Hi all,
I’m seeing some interesting behavior when colocating two kernels on the GPU with and without MPS and I’m having trouble explaining the difference in behavior.
I’d like to colocate a PyTorch Softmax kernel and a custom compute kernel of mine that just does some arithmetic operations and is supposed to keep all its operands in registers. Below is an extract of the code. I call the compute kernel from Python through the ctypes interface (I omitted that code for readability, but happy to share if helpful)
import torch.multiprocessing as mp
import argparse
import json
import os
import torch
from vllm.interference.inter_funcs import kernel_name_dict
def run_softmax(args, barrier):
logits = torch.rand([16, 128256]).cuda()
start_event = torch.cuda.Event(enable_timing=True)
end_event = torch.cuda.Event(enable_timing=True)
if barrier:
barrier.wait()
for i in range(100):
start_event.record()
probs = logits.softmax(dim=-1, dtype=torch.float32)
end_event.record()
torch.cuda.synchronize()
print(f"Step {i} took {start_event.elapsed_time(end_event)} ms")
torch.cuda.synchronize()
def run_inter(args, barrier):
# setting an MPS share depending on the scenario
# os.environ['CUDA_MPS_ACTIVE_THREAD_PERCENTAGE'] = "50"
init_args = {"device": torch.device('cuda'), "num_floats": 1024}
run_args = {"num_tb": args.num_tb, "threads_per_block": 1024, "num_itrs": 500000000}
# run kernel once, lazy loading
inter_kernel = interference_class(**init_args)
inter_kernel.run(**run_args)
barrier.wait()
inter_kernel.run(**run_args)
print(f"Exiting....")
if __name__ == "__main__":
parser = argparse.ArgumentParser()
parser.add_argument("--num_tb", type=int, default=0, help="Number of thread blocks of the interfering kernel")
user_args = parser.parse_args()
mp.set_start_method('spawn')
do_interference = False
if user_args.inter_tb > 0:
do_interference = True
barrier = mp.Barrier(2) if do_interference else None
softmax = mp.Process(target=run_softmax, args=(user_args, barrier))
softmax.start()
if do_interference:
interf = mp.Process(target=run_inter, args=(user_args, barrier))
interf.start()
softmax.join()
if do_interference:
interf.join()
// the compute kernel
__global__ void compute_kernel(float *a, float *b, float *c, long long num_itrs)
{
float op1 = a[threadIdx.x];
float op2 = b[threadIdx.x];
float op3 = 1.0f;
float op4 = 1.0f;
float op5 = 1.0f;
float op6 = 1.0f;
for (long long i = 0; i < num_itrs; i++)
{
op3 = __fmaf_rn(op1, op2, op3);
op4 = __fmaf_rn(op1, op2, op4);
op5 = __fmaf_rn(op1, op2, op5);
op6 = __fmaf_rn(op1, op2, op6);
}
c[threadIdx.x] = op3 + op4 + op5 + op6;
}
I’m running on a H100 with CUDA 12.9 and driver 575.57.08. I’m seeing the following:
- when the softmax runs alone (setting num_tb arg to 0), it’s latency is roughly 65 microseconds
- when I colocate with the compute kernel WITHOUT MPS and launch the compute kernel with 132 thread blocks (matching the 132 SMs on the H100), the softmax latency is still on the order of 65 microseconds.
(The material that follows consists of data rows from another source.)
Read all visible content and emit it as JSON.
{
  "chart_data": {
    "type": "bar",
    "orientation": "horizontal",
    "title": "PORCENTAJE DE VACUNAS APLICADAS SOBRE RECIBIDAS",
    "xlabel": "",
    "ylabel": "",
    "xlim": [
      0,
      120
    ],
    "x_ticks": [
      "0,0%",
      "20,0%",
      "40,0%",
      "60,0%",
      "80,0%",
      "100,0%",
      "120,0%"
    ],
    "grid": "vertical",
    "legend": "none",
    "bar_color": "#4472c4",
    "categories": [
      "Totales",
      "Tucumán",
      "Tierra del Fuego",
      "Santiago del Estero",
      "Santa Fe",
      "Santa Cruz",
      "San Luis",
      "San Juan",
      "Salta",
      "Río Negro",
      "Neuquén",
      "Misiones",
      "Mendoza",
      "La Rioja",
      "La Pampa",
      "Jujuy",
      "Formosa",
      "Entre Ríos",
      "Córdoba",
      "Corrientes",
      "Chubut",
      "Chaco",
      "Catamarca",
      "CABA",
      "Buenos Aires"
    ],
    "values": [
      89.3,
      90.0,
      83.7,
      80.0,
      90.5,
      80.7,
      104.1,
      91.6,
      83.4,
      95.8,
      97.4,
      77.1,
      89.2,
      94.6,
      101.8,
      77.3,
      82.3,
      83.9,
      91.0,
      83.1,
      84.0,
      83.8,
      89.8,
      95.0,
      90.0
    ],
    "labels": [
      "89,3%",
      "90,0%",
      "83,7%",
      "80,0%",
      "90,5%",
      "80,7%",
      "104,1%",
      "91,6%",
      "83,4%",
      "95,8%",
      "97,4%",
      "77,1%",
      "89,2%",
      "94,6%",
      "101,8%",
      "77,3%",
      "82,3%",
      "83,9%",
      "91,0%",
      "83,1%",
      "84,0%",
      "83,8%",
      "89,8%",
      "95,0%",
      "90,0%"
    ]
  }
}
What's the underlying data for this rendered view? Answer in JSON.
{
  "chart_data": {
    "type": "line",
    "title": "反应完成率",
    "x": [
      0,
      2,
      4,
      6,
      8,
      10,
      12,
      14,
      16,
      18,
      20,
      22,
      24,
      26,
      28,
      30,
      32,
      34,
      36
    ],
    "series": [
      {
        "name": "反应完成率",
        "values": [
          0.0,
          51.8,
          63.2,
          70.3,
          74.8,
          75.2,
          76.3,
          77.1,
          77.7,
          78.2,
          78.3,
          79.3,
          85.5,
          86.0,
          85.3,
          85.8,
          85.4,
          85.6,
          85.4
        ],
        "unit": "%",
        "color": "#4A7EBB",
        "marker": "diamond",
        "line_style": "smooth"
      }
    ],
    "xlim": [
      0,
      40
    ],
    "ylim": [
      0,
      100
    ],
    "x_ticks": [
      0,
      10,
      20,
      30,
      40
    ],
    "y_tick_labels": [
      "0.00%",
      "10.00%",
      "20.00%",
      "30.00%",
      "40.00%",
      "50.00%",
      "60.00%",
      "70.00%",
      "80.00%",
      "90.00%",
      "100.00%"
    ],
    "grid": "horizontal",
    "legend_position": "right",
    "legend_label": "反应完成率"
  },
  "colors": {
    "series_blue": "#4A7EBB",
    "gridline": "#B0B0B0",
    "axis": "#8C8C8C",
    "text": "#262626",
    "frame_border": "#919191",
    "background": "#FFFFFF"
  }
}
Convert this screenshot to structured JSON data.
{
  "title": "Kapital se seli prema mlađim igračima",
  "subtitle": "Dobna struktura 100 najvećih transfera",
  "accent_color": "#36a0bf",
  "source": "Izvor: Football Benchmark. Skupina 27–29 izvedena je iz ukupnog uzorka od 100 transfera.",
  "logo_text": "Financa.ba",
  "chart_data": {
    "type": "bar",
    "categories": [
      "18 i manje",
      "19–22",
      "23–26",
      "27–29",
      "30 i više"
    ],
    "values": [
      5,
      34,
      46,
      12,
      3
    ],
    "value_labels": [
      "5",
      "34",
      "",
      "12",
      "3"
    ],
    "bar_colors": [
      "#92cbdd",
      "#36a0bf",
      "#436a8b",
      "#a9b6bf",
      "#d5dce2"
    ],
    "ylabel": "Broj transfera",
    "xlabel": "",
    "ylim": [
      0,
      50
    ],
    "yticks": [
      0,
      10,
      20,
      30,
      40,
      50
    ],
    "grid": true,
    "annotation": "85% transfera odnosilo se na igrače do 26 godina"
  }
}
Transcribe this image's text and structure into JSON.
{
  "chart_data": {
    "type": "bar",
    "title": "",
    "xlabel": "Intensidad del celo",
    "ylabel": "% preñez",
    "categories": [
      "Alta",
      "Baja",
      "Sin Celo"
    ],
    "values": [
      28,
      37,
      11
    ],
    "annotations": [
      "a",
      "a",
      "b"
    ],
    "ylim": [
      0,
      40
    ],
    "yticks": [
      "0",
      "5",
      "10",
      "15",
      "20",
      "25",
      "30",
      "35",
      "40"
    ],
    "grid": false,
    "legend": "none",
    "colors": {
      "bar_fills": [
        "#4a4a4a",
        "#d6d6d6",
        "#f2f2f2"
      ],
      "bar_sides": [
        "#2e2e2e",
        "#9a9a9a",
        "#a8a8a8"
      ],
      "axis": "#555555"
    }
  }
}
I checked with nsys that both kernels indeed overlap. Note that the GPU is in the default compute mode. I also printed the SM IDs of each of the thread block of the compute kernel and can see that all of the 132 SMs host on thread block.
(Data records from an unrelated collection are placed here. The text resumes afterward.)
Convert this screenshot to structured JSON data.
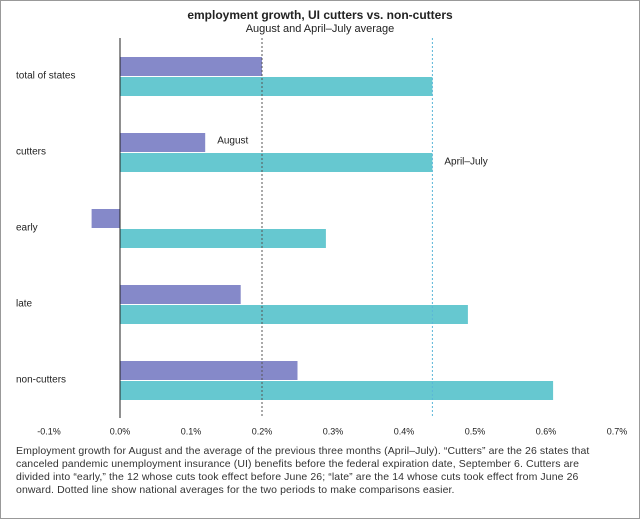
{
  "chart_data": {
    "type": "hbar",
    "title": "employment growth, UI cutters vs. non-cutters",
    "subtitle": "August and April–July average",
    "categories": [
      "total of states",
      "cutters",
      "early",
      "late",
      "non-cutters"
    ],
    "series": [
      {
        "name": "August",
        "color": "#8589c9",
        "values": [
          0.2,
          0.12,
          -0.04,
          0.17,
          0.25
        ]
      },
      {
        "name": "April–July",
        "color": "#66c8d0",
        "values": [
          0.44,
          0.44,
          0.29,
          0.49,
          0.61
        ]
      }
    ],
    "xlim": [
      -0.1,
      0.7
    ],
    "xticks": [
      {
        "value": -0.1,
        "label": "-0.1%"
      },
      {
        "value": 0,
        "label": "0.0%"
      },
      {
        "value": 0.1,
        "label": "0.1%"
      },
      {
        "value": 0.2,
        "label": "0.2%"
      },
      {
        "value": 0.3,
        "label": "0.3%"
      },
      {
        "value": 0.4,
        "label": "0.4%"
      },
      {
        "value": 0.5,
        "label": "0.5%"
      },
      {
        "value": 0.6,
        "label": "0.6%"
      },
      {
        "value": 0.7,
        "label": "0.7%"
      }
    ],
    "note": "Employment growth for August and the average of the previous three months (April–July). “Cutters” are the 26 states that canceled pandemic unemployment insurance (UI) benefits before the federal expiration date, September 6. Cutters are divided into “early,” the 12 whose cuts took effect before June 26; “late” are the 14 whose cuts took effect from June 26 onward. Dotted line show national averages for the two periods to make comparisons easier."
  }
}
- when I colocate with the compute kernel WITH MPS (just running the MPS server) but NOT setting the CUDA_MPS_ACTIVE_THREAD_PERCENTAGE var, the latency of the softmax suddenly increases to 100ms (several orders of magnitude higher). I don’t get what exactly is happening here? How is this case different from the one before? Again I see both kernels overlapping in the nsys trace and that each SM is hosting one thread block of the compute kernel.
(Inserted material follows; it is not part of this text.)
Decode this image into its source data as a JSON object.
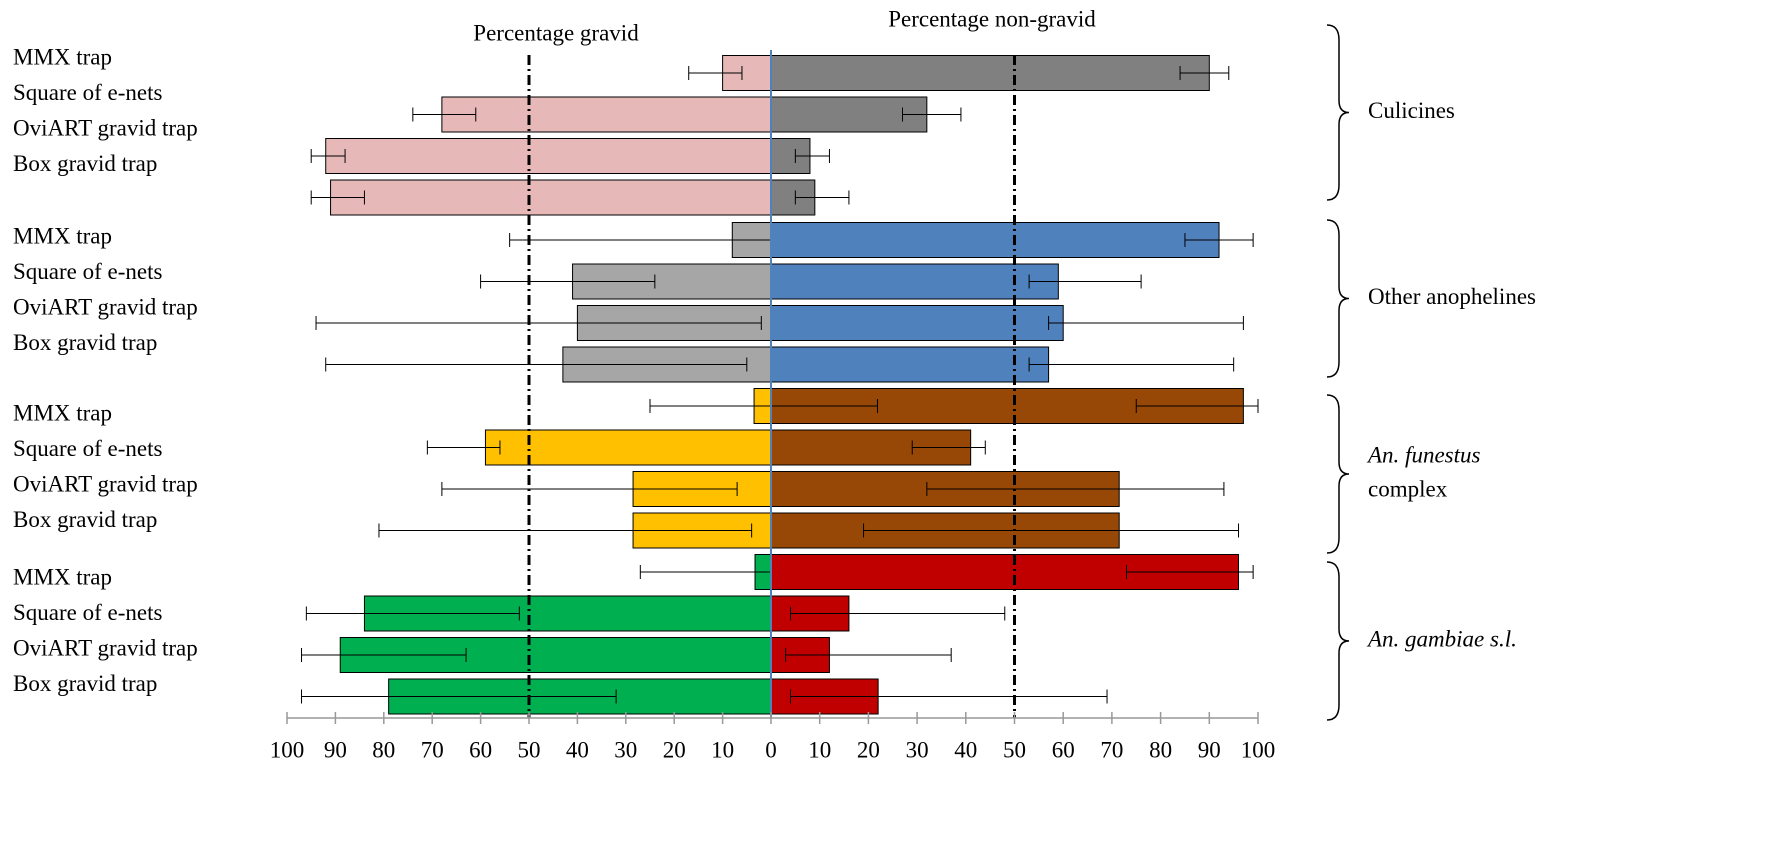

- when I repeat the previous scenario but this time set the CUDA_MPS_ACTIVE_THREAD_PERCENTAGE to 50, the latency of softmax again decreases to roughly 65 microseconds. My assumption here was that the compute kernel saturates the 66 SMs it is given access to by using all 2048 threads on them. The softmax kernel thus has to run on any of the other 66 SMs and should not suffer from any interference. However I still cannot explain the behavior I’m seeing between the second and third scenario.
Does anyone have an idea on what is happening here? I don’t see how to explain the increase in latency? If it was because of interference, why wouldn’t I see that interference as well in the second scenario? Also I wouldn’t expect such an explosion in latency purely due to interference.
Any help is as always much appreciated!! Thanks a lot!